So I can't sleep. Had a real hard time last night as well. I'd like to say it was cause of that half an hour nap I took at 9pm, but in all honesty that had nothing to do with it. I couldn't stop thinking. I was passed out on my ass exhausted. But after my getting ready to sleep routine my brain started up and I couldn't stop thinking. I turned on the radio hoping that would keep my head distracted, but nothing. My thinking woke me up like an internal cup of coffee. And I'm pretty sure I'm suffering from it again today.
I like these moments cause I get to really reflect, but it'd be helpful if I had someone to reflect with. I feel myself panicking again. I feel distant with myself.
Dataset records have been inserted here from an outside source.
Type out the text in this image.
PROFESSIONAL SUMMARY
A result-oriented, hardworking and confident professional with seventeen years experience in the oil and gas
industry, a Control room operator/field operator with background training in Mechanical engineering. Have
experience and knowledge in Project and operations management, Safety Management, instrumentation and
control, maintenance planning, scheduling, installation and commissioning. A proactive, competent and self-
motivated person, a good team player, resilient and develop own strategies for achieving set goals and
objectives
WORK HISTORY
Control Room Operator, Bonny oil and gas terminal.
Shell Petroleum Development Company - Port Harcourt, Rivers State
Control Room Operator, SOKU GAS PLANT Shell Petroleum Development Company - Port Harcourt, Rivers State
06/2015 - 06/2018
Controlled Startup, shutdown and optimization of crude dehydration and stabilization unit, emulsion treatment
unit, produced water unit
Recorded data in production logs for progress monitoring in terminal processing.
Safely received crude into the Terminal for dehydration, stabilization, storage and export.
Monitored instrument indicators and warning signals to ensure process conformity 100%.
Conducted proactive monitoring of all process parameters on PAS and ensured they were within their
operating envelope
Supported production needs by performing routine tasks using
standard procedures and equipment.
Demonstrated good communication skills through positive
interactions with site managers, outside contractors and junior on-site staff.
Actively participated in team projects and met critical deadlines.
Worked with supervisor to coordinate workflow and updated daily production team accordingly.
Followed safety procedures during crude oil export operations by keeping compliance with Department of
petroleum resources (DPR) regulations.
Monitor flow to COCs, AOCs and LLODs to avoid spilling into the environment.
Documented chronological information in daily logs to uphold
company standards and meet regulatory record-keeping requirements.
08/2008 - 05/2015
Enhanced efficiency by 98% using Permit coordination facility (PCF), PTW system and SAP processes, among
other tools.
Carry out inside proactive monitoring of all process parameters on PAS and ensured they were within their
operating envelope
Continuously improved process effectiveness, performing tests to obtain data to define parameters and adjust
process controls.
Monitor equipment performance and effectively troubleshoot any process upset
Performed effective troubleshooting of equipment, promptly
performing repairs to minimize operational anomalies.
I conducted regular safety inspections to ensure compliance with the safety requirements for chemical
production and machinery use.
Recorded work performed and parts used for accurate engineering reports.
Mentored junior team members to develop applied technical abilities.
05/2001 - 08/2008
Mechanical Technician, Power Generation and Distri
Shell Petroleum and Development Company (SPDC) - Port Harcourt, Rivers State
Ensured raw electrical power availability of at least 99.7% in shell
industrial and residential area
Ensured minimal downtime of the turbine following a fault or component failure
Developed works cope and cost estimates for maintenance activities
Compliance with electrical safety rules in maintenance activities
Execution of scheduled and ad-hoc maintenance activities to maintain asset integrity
Why am I having such a hard time figuring out what it is I'm feeling? I feel like it's the one thing I should be able to do right? But at the same time no it's one of the hardest things to do.
So here's the situation going down in my head.
The Problem lies all in this one simple yet difficult question: Do I like him? And why does this matter? This is the main source of all my thinking the past couple weeks. Say if I know I don't like him. Great! I can be able to be myself around him. I don't have to be afraid to be myself - which I shouldn't be even if I did like him, but it would make the task a whole lot easier - and I can go up to him and talk to him. If I do like him..Great! I can finally admit to it. I can then move on from then and try to lure him ahahaha no just kidding. But I can be aware of my actions and motives. I feel so lost in the middle. What am I supposed to do? How am I supposed to act? Either way it's just hard talking to him in person. Which is totally the opposite of what I stand for. I am a very vocal person. I talk! I scream! Why oh why can I not do this simple task. I'm just mad now.